I also separately tested varying the base from 10, 16, 36, 64, 256 and in general for the non-random ids, higher bases are faster. I was pleasantly surprised by this because I expected a base matching the BlockTree block size (25 to 48) would be best.

There are some important caveats to this test (patches welcome)! A real application would obviously be doing much more work than simply looking up ids, and the results may be different as hotspot must compile much more active code. The index is fully hot in my test (plenty of RAM to hold the entire index); for a cold index I would expect the results to be even more stark since avoiding a disk-seek becomes so much more important. In a real application, the ids using timestamps would be more spread apart in time; I could "simulate" this myself by faking the timestamps over a wider range. Perhaps this would close the gap between UUID V1 and Flake IDs? I used only one thread during indexing, but a real application with multiple indexing threads would spread out the ids across multiple segments at once.

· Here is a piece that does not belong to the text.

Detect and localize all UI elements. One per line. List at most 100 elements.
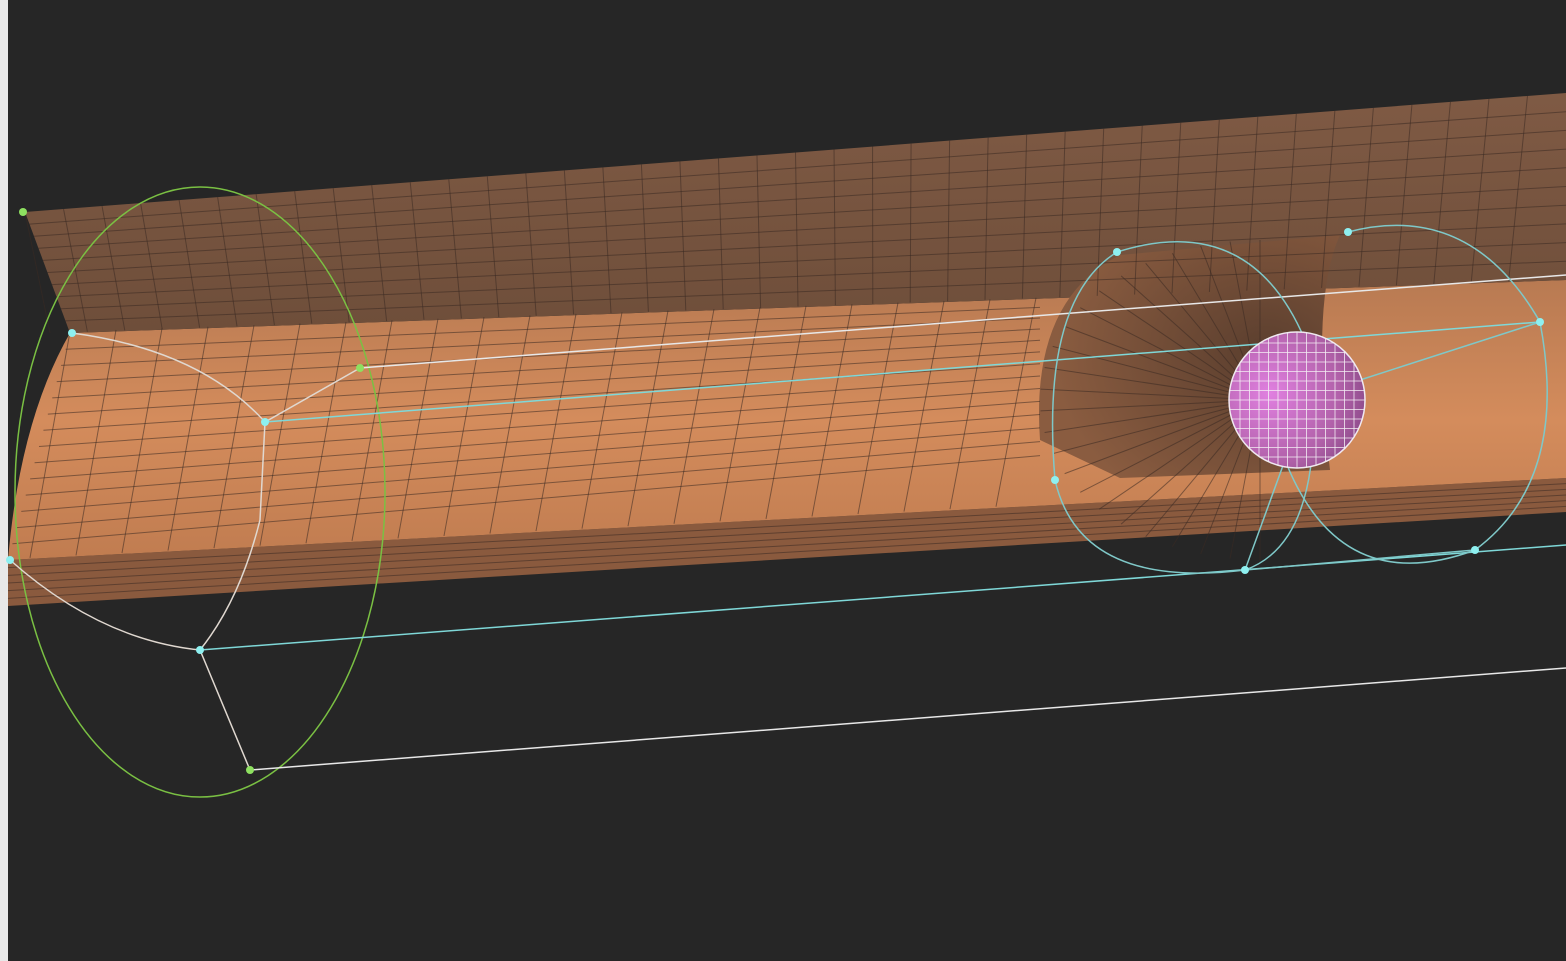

I used Lucene's default TieredMergePolicy, but it is possible a smarter merge policy that favored merging segments whose ids were more "similar" might give better results. The test does not do any deletes/updates, which would require more work during lookup since a given id may be in more than one segment if it had been updated (just deleted in all but one of them).

Finally, I used using Lucene's default Codec, but we have nice postings formats optimized for primary-key lookups when you are willing to trade RAM for faster lookups, such as this Google summer-of-code project from last year and MemoryPostingsFormat. Likely these would provide sizable performance gains!